Digression isn't always wrong in a college admissions essay. Sometimes a colorful aside or anecdote can help engage the reader and enhance the reading experience. However, digression adds little to an essay other than extraneous words in many cases.  Make sure the deviation serves a legitimate purpose in your essay, whenever you deviate from your main point. Be careful to avoid overusing flowery language when writing your admissions essay. Too many adjectives and adverbs can ruin the reading experience. Several of the later tips in this article are about using strong verbs. Read them. Strong verbs, not adjectives and adverbs, are what will make your admissions essay come to life.  The admissions folks will quickly feel like they are in the presence of an immature writer who is trying too hard to impress them when an essay has two or three adjectives or adverbs in every sentence. The majority of adjectives and adverbs (especially adverbs) can be cut if the verbs (the action words) of the passage are chosen well. The revision focuses more on making a point, not melodrama.  Think about what you are trying to accomplish with your college admissions essay: you want to grab your readers' attention and keep them engaged. Lots of adjectives and adverbs often make prose seem wordy, fluffy and over-written. Strong verbs animate prose.

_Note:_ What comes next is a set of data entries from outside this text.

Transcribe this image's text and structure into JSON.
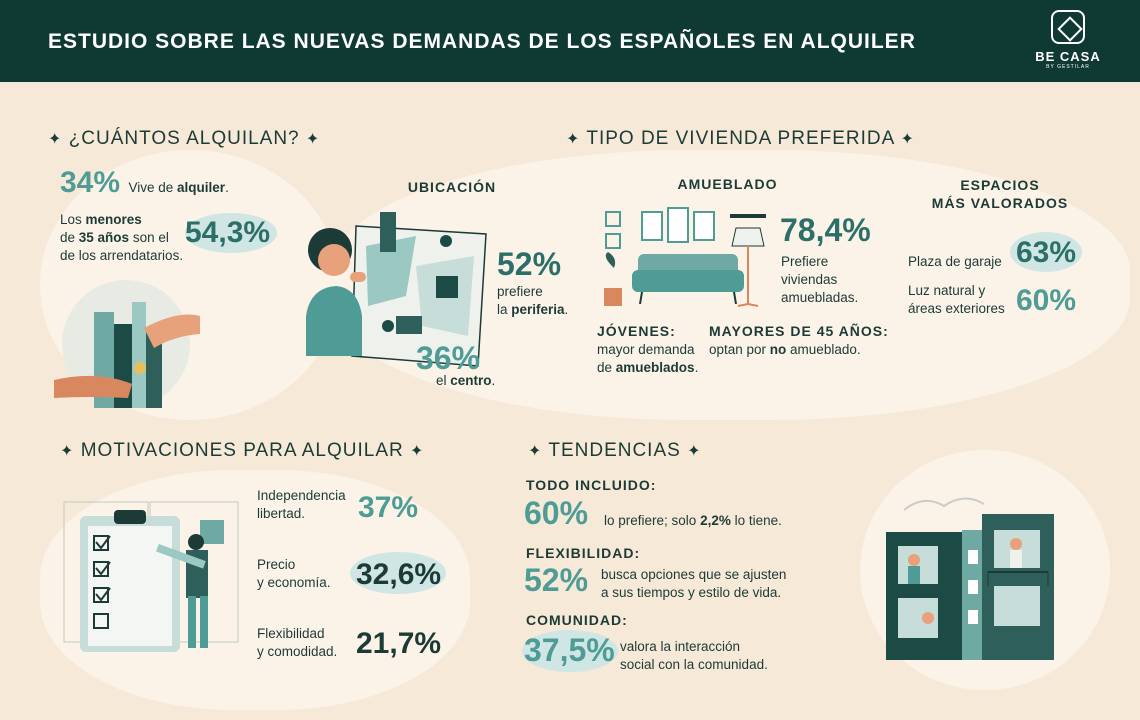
{
  "header": {
    "title": "ESTUDIO SOBRE LAS NUEVAS DEMANDAS DE LOS ESPAÑOLES EN ALQUILER",
    "brand": "BE CASA",
    "brand_sub": "BY GESTILAR"
  },
  "icons": [
    "sparkle-icon",
    "key-hand-icon",
    "map-person-icon",
    "sofa-icon",
    "clipboard-icon",
    "building-icon"
  ],
  "colors": {
    "header_bg": "#0f3a34",
    "accent": "#4f9c96",
    "page_bg": "#f6e9d8"
  },
  "cuantos": {
    "title": "¿CUÁNTOS ALQUILAN?",
    "stat1_value": "34%",
    "stat1_pre": "Vive de ",
    "stat1_bold": "alquiler",
    "stat1_post": ".",
    "stat2_l1_pre": "Los ",
    "stat2_l1_bold": "menores",
    "stat2_l2_pre": "de ",
    "stat2_l2_bold": "35 años",
    "stat2_l2_post": " son el",
    "stat2_l3": "de los arrendatarios.",
    "stat2_value": "54,3%"
  },
  "tipo": {
    "title": "TIPO DE VIVIENDA PREFERIDA",
    "ubicacion": {
      "heading": "UBICACIÓN",
      "v1": "52%",
      "v1_l1": "prefiere",
      "v1_l2_pre": "la ",
      "v1_l2_bold": "periferia",
      "v1_l2_post": ".",
      "v2": "36%",
      "v2_pre": "el ",
      "v2_bold": "centro",
      "v2_post": "."
    },
    "amueblado": {
      "heading": "AMUEBLADO",
      "value": "78,4%",
      "l1": "Prefiere",
      "l2": "viviendas",
      "l3": "amuebladas.",
      "jovenes_head": "JÓVENES:",
      "jovenes_l1": "mayor demanda",
      "jovenes_l2_pre": "de ",
      "jovenes_l2_bold": "amueblados",
      "jovenes_l2_post": ".",
      "mayores_head": "MAYORES DE 45 AÑOS:",
      "mayores_pre": "optan por ",
      "mayores_bold": "no",
      "mayores_post": " amueblado."
    },
    "espacios": {
      "heading_l1": "ESPACIOS",
      "heading_l2": "MÁS VALORADOS",
      "item1_label": "Plaza de garaje",
      "item1_value": "63%",
      "item2_l1": "Luz natural y",
      "item2_l2": "áreas exteriores",
      "item2_value": "60%"
    }
  },
  "motivaciones": {
    "title": "MOTIVACIONES PARA ALQUILAR",
    "items": [
      {
        "l1": "Independencia",
        "l2": "libertad.",
        "value": "37%"
      },
      {
        "l1": "Precio",
        "l2": "y economía.",
        "value": "32,6%"
      },
      {
        "l1": "Flexibilidad",
        "l2": "y comodidad.",
        "value": "21,7%"
      }
    ]
  },
  "tendencias": {
    "title": "TENDENCIAS",
    "t1_head": "TODO INCLUIDO:",
    "t1_value": "60%",
    "t1_pre": "lo prefiere; solo ",
    "t1_bold": "2,2%",
    "t1_post": " lo tiene.",
    "t2_head": "FLEXIBILIDAD:",
    "t2_value": "52%",
    "t2_l1": "busca opciones que se ajusten",
    "t2_l2": "a sus tiempos y estilo de vida.",
    "t3_head": "COMUNIDAD:",
    "t3_value": "37,5%",
    "t3_l1": "valora la interacción",
    "t3_l2": "social con la comunidad."
  }
}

More about college easy style tips

 In case the majority of your sentences rely on "to be," however, you're sapping your essay of energy. Every sentence uses the verb "to be." The passage has no grammatical errors, but it flops on the stylistic front. Teaching students to recognize passive voice in their essays is one of the more challenging tasks I've faced as a writing instructor. Passive voice is not a grammatical error, but overuse can lead to essays that are wordy, confusing and unengaging. You need to map out a sentence and identify the subject, verb and object to identify passive voice. The result is a sentence in which the thing performing the action of the sentence is either missing or tacked onto the end of the sentence.   There are even times when you will want to use it and the passive voice again is not a grammatical error. You may want to put it in the subject position in a sentence in case you are trying to emphasize the object of a sentence.  For example, let's say a beautiful 300-year-old tree in your front yard was destroyed by lightning. You probably want to emphasize the tree, not the lightning in case you write about the event. Expletive constructions involve a couple of the stylistic errors outlined in this article -- they are wordy and employ weak verbs. Many (but not all) sentences that begin with "it is," "it was," "there is" or "there are" have expletive constructions. An expletive construction begins with the empty word "there" or "it" (sometimes called a filler subject) in general. In an expletive construction, the word "there" or "it" is not functioning as a pronoun.